Microsoft told Reuters news agency that they are working on an update to fix the leak. If many people do the update, there is not much going on, IT expert Matthew Green tells The Washington Post . But "if many people do not perform the update, it can lead to disaster," he fears.
Cyber security expert Brian Krebs was the first to write about the vulnerability. According to him, Microsoft has already made an update available for the US Army and other high-priority users. He writes that the leak is "extremely scary".
It is not known how long the NSA knew about the error before Microsoft was notified. Microsoft has not yet commented, but the leak is not expected to have been exploited.

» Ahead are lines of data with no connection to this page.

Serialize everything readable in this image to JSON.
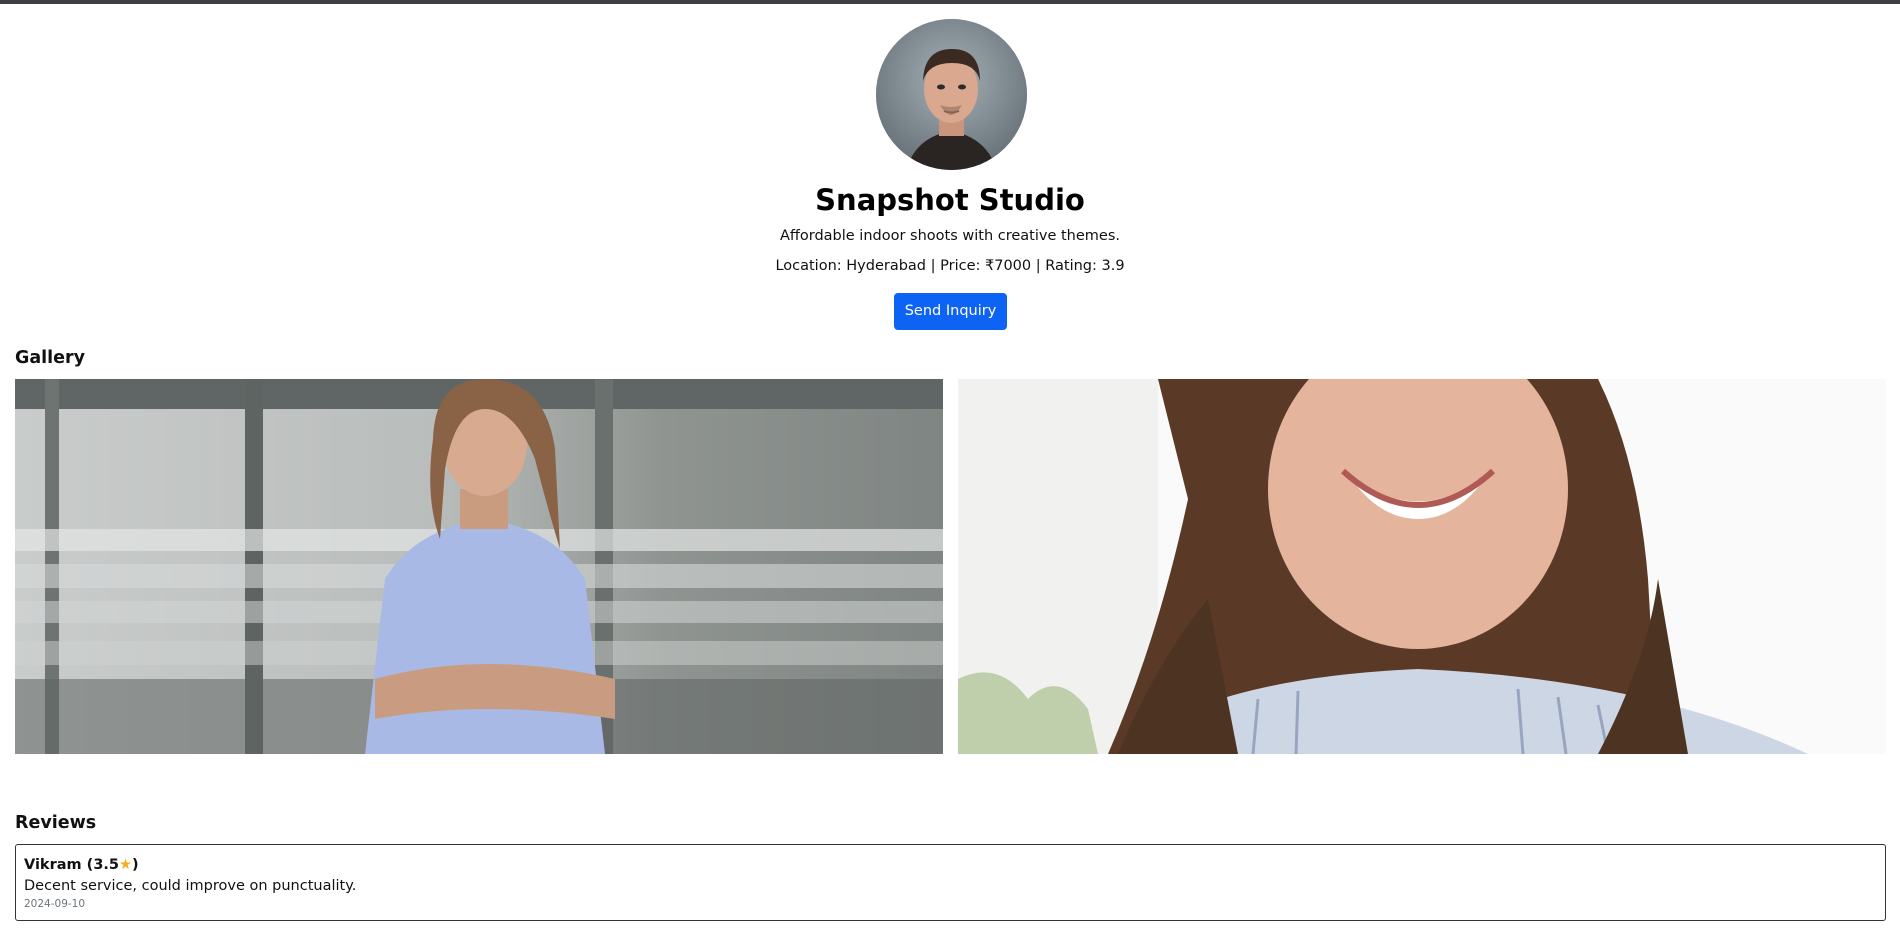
{
  "studio": {
    "name": "Snapshot Studio",
    "tagline": "Affordable indoor shoots with creative themes.",
    "location_label": "Location: ",
    "location": "Hyderabad",
    "price_label": " | Price: ",
    "price": "₹7000",
    "rating_label": " | Rating: ",
    "rating": "3.9",
    "inquiry_label": "Send Inquiry",
    "avatar_icon": "avatar-photo"
  },
  "gallery": {
    "title": "Gallery",
    "images": [
      {
        "alt": "gallery-photo-1"
      },
      {
        "alt": "gallery-photo-2"
      }
    ]
  },
  "reviews": {
    "title": "Reviews",
    "items": [
      {
        "author": "Vikram",
        "rating": "3.5",
        "star_icon": "star-icon",
        "text": "Decent service, could improve on punctuality.",
        "date": "2024-09-10"
      }
    ]
  },
  "colors": {
    "accent": "#0d63f3",
    "top_bar": "#3f3d44",
    "star": "#f2b01e"
  }
}
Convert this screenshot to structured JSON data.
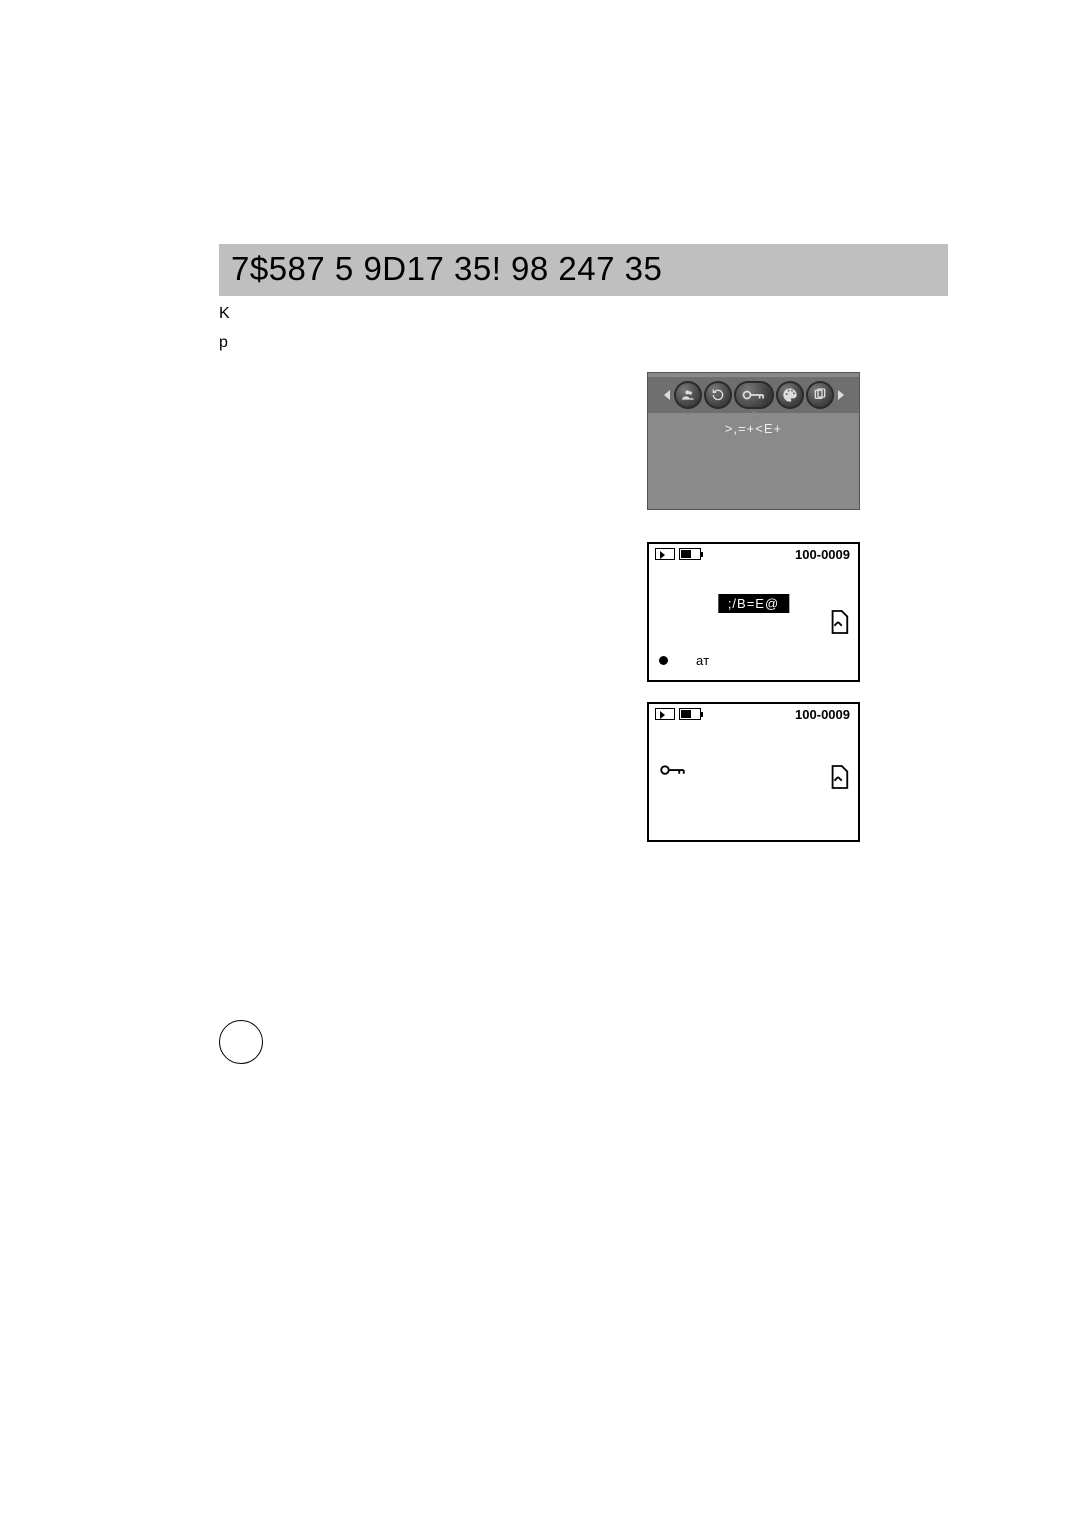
{
  "title": "7$587  5 9D17  35! 98 247  35",
  "paragraph1": "K",
  "paragraph2": "р",
  "menu_label": ">,=+<E+",
  "menu_icons": [
    "people-icon",
    "rotate-icon",
    "key-icon",
    "palette-icon",
    "copy-icon"
  ],
  "screen2": {
    "file_code": "100-0009",
    "center_label": ";/B=E@",
    "bottom_text": "aт"
  },
  "screen3": {
    "file_code": "100-0009"
  },
  "page_number": ""
}
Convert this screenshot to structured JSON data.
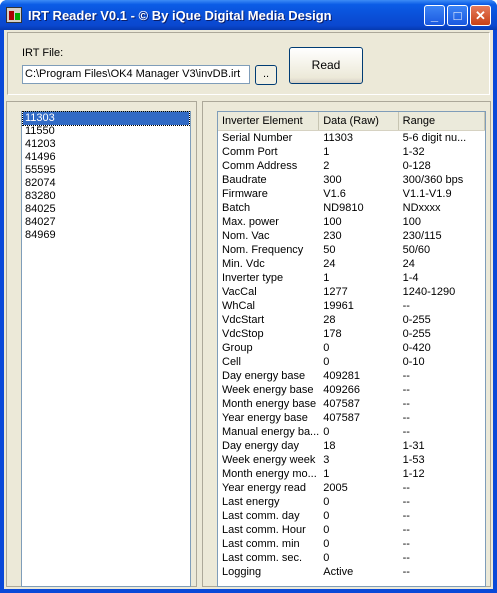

This time, NSA warns of the leak
The NSA also detected a major security breach at Microsoft in 2012, but then kept it to itself. The intelligence service used the leak for years to develop espionage tools. Only after five years, when the NSA noticed that the leak was also being exploited by others, did the intelligence service warn Microsoft. Hackers had already infected thousands of systems with the ransom software WannaCry through the leak.
The existence of the vulnerability comes out on the day that Microsoft stops supporting Windows 7. It is not known if the vulnerability is also in old versions of Windows.